If you’re taking any prescription or over-the-counter medication, you’ll typically have the chance to disclose this to the Medical Review Officer (MRO) who reviews positive results. The confirmatory GC-MS test will also distinguish between the actual drug and a cross-reacting medication, so a false positive on the initial screen rarely becomes a final positive result.
Urine vs. Hair Testing
Urine is by far the most common specimen for a 5-panel test, but some employers opt for hair testing instead. The key difference is the detection window. Urine captures recent use, typically within the past 1 to 7 days depending on the substance. Hair testing looks back roughly 90 days, making it much better at identifying patterns of use over time.
Hair testing also catches more positives overall. One study of transportation job candidates found that hair testing detected drug use in 9% of applicants compared to just 2% by urine. Hair is particularly effective for cocaine and opioids, where it reveals significant amounts of unreported use that urine screening misses entirely. Urine, on the other hand, is better at catching very recent cannabis use, since THC doesn’t incorporate into hair as reliably, especially with light or occasional use.
What Happens With a Dilute Sample
Drinking excessive amounts of water before a test can dilute your urine enough to affect results. Labs check for this by measuring two markers: creatinine concentration and specific gravity. Normal urine creatinine levels are at or above 20 mg/dL, and specific gravity falls between roughly 1.0020 and 1.0200.
If both values come in lower than expected, your sample is flagged as “dilute.” This doesn’t automatically mean you failed, but your employer may require you to retest. If the values are so low they’re inconsistent with human urine altogether, the sample is classified as “substituted,” which is treated more seriously and often handled the same as a refusal to test.
Legal Protections for Employees
Federal law doesn’t ban workplace drug testing, but several laws shape how employers can use it. The Americans with Disabilities Act prevents employers from discriminating against people who have a history of substance use and have sought treatment. You can’t legally be fired, refused a job, or passed over for promotion simply because you previously had a substance use issue or enrolled in a rehabilitation program.
Employers also can’t single out specific employees for testing based on physical symptoms that could indicate a disability rather than intoxication. Slurred speech, disorientation, and coordination problems can result from medical conditions, and targeting someone for testing based on these signs alone could constitute discrimination.

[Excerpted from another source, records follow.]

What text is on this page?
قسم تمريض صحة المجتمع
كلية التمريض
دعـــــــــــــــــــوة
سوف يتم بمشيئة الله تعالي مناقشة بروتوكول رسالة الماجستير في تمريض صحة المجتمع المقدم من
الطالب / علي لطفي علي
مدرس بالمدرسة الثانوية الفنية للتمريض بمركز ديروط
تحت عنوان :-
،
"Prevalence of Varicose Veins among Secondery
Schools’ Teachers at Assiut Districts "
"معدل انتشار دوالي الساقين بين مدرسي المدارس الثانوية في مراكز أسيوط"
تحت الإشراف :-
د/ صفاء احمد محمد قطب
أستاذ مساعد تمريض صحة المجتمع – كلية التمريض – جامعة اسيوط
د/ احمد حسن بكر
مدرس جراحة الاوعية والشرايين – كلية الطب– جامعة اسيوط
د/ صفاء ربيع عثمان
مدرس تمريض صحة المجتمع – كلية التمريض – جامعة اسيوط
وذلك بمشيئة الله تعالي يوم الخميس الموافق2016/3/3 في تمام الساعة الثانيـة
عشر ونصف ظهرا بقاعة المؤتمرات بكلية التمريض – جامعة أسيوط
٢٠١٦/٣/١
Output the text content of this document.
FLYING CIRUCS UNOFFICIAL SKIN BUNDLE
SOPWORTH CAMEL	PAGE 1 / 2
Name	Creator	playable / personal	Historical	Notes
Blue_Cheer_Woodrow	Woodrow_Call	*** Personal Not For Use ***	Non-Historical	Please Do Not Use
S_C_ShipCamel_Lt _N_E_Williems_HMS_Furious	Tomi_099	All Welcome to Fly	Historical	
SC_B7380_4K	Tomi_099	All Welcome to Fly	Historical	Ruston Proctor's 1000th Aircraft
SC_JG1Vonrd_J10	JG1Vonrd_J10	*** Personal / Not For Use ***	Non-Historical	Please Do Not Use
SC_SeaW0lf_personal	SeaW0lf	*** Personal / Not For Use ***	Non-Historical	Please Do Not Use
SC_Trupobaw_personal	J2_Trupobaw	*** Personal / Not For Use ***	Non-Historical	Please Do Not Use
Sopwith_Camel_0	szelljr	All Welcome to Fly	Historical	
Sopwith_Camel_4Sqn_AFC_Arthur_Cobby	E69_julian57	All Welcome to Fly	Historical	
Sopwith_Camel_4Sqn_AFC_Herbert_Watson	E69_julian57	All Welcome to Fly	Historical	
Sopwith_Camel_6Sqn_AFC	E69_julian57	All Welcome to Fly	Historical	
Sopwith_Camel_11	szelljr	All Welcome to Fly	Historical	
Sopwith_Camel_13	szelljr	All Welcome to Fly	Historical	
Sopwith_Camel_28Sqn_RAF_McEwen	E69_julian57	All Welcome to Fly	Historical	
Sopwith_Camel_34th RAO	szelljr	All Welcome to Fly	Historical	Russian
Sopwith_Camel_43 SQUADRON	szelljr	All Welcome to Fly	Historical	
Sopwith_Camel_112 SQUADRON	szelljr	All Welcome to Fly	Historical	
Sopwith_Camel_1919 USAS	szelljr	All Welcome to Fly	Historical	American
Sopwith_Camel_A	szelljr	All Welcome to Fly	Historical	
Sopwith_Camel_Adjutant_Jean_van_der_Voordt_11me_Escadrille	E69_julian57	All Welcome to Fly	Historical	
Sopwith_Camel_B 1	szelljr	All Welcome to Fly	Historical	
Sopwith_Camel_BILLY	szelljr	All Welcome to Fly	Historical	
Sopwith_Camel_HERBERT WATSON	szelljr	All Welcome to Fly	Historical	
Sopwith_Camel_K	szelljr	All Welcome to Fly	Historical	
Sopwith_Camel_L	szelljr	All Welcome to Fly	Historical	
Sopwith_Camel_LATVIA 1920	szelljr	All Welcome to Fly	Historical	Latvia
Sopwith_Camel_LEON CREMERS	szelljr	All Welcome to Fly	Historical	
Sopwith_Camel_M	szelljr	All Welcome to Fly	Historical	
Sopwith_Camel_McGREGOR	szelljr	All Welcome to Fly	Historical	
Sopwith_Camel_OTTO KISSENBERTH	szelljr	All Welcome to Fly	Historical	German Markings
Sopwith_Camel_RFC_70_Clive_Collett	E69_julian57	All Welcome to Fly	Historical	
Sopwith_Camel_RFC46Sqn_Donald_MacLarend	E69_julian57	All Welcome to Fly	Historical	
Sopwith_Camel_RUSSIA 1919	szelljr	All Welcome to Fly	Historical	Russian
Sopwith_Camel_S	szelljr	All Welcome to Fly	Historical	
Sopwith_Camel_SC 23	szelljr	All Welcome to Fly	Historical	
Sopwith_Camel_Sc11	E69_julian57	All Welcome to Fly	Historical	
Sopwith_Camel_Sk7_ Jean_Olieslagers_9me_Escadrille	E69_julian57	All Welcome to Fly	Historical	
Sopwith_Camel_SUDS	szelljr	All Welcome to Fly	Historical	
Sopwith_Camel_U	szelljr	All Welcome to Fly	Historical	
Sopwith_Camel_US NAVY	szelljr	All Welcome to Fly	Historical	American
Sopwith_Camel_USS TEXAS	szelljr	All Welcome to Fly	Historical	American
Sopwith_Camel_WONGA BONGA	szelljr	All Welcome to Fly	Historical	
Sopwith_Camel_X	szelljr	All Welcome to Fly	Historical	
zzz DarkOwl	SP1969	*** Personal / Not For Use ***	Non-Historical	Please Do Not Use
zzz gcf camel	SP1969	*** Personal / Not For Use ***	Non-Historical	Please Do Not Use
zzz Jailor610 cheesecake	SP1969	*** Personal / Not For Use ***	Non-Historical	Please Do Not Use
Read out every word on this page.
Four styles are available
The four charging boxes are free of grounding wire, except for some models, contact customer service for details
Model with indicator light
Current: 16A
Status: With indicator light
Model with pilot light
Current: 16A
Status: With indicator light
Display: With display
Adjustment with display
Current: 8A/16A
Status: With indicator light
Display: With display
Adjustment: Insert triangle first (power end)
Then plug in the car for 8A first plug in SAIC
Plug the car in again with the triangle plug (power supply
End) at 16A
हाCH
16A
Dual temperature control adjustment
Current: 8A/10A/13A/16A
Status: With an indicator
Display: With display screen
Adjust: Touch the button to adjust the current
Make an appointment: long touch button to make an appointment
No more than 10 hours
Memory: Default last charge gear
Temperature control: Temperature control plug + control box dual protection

State laws add another layer of complexity. Some states restrict when employers can test (pre-employment only, reasonable suspicion, post-accident), limit the consequences of a positive result, or require employers to maintain specific drug-free workplace policies. Rules around marijuana testing have shifted particularly fast, with several states now prohibiting employers from testing for THC or penalizing employees for off-duty cannabis use.